Morde e assopra: a política dupla face de Ratinho Junior no Litoral
JB No Radar
O JB No Radar vai se aprofundar nas principais discussões que movimentam os bastidores da política no Litoral, no Paraná e em todo o Brasil. Análises sobre o xadrez político, disputas regionais e os jogos de poder que moldam os rumos do país.
A relação do governador Ratinho Junior (PSD) com as lideranças políticas do Litoral anda cada vez mais curiosa e, porque não dizer, contraditória. De um lado, o governo estadual acomoda aliados em cargos estratégicos, nomeando os ex-prefeitos Marcelo Roque (PSD), Lilian Ramos (PSD) e Zé Paulo (PSD) para funções estratégicas na região.

De outro, o apresentador Ratinho, pai do governador, segue fazendo acenos públicos justamente aos adversários desses mesmos aliados. O jogo é de morde e assopra, com doses de pragmatismo e uma pitada de recálculo eleitoral, principalmente pensando em 2026.

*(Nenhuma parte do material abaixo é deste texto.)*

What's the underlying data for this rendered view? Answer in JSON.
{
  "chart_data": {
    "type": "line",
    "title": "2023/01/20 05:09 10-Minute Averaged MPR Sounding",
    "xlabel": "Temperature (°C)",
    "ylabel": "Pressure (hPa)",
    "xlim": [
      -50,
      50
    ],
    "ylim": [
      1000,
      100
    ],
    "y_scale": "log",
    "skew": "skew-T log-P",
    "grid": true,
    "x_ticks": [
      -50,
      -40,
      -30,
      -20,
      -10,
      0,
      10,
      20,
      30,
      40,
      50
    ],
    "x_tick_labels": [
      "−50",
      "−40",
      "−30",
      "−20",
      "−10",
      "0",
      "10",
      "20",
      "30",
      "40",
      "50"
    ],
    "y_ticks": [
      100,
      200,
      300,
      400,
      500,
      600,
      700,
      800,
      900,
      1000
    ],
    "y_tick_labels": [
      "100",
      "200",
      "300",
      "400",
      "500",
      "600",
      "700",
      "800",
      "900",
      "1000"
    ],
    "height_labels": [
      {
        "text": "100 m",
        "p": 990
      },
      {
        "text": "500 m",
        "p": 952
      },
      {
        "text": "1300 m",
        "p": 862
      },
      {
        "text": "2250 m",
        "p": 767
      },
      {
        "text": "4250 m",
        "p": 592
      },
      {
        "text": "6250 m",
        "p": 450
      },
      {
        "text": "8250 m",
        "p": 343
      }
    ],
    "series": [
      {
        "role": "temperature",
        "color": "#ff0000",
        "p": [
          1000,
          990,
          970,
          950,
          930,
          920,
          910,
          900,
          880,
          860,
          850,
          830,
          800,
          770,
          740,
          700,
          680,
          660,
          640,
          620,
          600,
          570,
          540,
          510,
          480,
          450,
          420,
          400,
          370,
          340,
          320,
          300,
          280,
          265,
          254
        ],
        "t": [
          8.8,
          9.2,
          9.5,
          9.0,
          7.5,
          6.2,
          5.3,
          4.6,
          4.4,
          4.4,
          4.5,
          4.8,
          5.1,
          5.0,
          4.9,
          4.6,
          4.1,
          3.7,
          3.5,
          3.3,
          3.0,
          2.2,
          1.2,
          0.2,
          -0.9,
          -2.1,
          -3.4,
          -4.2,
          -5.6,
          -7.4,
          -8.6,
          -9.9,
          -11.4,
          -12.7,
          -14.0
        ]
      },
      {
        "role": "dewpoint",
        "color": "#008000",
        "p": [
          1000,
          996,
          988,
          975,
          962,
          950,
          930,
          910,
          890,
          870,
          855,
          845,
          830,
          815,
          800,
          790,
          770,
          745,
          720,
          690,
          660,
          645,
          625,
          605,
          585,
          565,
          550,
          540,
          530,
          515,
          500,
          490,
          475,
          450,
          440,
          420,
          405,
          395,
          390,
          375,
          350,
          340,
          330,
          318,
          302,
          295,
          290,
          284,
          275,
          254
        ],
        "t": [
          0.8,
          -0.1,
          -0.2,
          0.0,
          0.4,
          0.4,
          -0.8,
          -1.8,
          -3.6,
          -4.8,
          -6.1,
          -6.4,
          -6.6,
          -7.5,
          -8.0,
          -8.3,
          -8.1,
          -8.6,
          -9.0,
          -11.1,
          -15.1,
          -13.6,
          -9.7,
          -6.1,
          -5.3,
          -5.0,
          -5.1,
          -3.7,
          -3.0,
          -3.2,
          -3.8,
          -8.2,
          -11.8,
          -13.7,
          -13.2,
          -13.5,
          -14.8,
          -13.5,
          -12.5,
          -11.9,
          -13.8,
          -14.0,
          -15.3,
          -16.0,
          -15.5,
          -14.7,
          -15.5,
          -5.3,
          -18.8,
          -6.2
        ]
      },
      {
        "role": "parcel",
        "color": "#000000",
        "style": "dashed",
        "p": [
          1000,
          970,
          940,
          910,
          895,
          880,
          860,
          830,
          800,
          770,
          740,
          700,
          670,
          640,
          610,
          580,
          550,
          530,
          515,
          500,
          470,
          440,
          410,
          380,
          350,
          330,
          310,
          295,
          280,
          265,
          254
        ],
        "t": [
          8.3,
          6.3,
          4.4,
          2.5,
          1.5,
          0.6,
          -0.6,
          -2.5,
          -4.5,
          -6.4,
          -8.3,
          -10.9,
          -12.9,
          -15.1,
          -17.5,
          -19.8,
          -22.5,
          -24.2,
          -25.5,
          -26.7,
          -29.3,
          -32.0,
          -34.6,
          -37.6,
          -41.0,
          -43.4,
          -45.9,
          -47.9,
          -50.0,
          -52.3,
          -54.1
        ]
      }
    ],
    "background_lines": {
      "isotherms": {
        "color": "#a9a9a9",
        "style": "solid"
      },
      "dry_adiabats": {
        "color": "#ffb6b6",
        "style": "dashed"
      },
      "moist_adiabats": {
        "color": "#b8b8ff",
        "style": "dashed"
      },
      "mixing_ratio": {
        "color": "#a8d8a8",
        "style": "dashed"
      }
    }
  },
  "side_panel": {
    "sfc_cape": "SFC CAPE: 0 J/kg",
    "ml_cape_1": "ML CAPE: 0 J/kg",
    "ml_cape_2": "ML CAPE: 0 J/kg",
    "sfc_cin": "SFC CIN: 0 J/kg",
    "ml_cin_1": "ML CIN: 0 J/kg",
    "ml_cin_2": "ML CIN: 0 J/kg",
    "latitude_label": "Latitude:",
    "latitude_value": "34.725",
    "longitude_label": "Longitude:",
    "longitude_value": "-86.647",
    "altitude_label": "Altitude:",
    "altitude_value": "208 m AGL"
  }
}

O caso mais recente foi em Paranaguá. Meses após o ex-prefeito Marcelo Roque ser nomeado para a função de coordenador da Secretaria de Infraestrutura e Logística do Paraná, um dos cargos mais importantes da pasta, o apresentador Ratinho resolveu gravar um vídeo ao lado de Adriano Ramos (Republicanos), atual prefeito da cidade. Vale lembrar: Ramos venceu as eleições de 2024 derrotando de forma acachapante o candidato do Palácio Iguaçu, o ex-diretor da Portos do Paraná, André Pioli (PSD).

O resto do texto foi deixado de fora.